Bagi sebagian orang, judul di atas mungkin dianggap ngadi-ngadi. Maka, bagi siapa pun yang skeptis, dua fakta ini bisa dijadikan pertimbangan. Pertama, Arab Saudi merupakan sarang Wahhabisme. Seperti sudah diuraikan pada tulisan sebelumnya, potensi jemaah untuk terjerumus doktrin Wahhabi tidak boleh disepelekan. Di kampung-kampung, ketika seseorang selesai naik haji, mereka malah kagum dengan Wahhabisme di Arab Saudi dan menceritakan kesannya.
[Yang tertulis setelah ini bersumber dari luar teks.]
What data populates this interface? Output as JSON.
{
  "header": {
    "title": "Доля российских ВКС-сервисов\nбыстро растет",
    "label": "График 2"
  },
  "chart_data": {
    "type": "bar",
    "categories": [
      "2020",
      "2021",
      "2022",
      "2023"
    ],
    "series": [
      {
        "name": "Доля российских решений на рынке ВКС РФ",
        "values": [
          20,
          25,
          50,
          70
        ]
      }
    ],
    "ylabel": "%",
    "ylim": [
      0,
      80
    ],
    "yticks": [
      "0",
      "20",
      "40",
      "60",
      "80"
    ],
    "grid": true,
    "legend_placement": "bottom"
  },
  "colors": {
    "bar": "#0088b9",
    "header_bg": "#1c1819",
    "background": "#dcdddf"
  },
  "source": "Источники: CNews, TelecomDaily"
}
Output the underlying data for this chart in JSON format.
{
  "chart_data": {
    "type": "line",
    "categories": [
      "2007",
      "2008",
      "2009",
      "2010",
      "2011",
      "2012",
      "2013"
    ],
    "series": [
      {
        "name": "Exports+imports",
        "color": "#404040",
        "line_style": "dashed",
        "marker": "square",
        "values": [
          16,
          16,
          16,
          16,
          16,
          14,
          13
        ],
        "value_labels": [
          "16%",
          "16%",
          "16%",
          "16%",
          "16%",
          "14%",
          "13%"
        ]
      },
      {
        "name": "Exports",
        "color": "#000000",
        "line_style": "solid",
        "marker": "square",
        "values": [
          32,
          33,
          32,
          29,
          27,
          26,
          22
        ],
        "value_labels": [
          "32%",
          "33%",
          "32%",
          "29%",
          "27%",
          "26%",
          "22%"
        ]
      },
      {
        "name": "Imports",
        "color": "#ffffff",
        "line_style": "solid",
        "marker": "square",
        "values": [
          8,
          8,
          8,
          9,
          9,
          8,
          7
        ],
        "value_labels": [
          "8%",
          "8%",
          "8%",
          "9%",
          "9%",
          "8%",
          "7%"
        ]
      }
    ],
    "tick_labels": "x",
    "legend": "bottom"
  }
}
Kedua, kesalehan jemaah ketika pulang kerap salah kaprah. Karena punya tanggung jawab moral sebagai orang yang pulang dari Tanah Suci, jemaah haji sering kali terjerembab dalam kesalehan palsu. Meski tidak bisa digeneralisasi, kasus seperti ini relatif banyak. Agar dikatakan haji mabrur, mereka jadi suka pakai jubah atau gamis. Agar dianggap haji mabrur, mereka tidak jarang berlagak paling paham Islam. Yang miris, tak sedikit juga dari mereka ingin menegakkan khilafah.
Haji Mabrur vis-à-vis Khilafah
Haji jika mabrur, maka itu tanda bahwa ibadahnya diterima dan diberkahi oleh Allah Swt. Maka, tidak ada orang naik haji yang sepulangnya dari Makkah-Madinah mereka tidak ingin haji mereka menjadi nusuk yang mabrur. Itu lumrah, bahkan harus. Kesungguhan dan ketulusan, ketakwaan dan amal saleh, etika dan perilaku yang baik, pembersihan diri dari dosa, dan pengaruh positif di masyarakat adalah sebagian karakteristik haji mabrur.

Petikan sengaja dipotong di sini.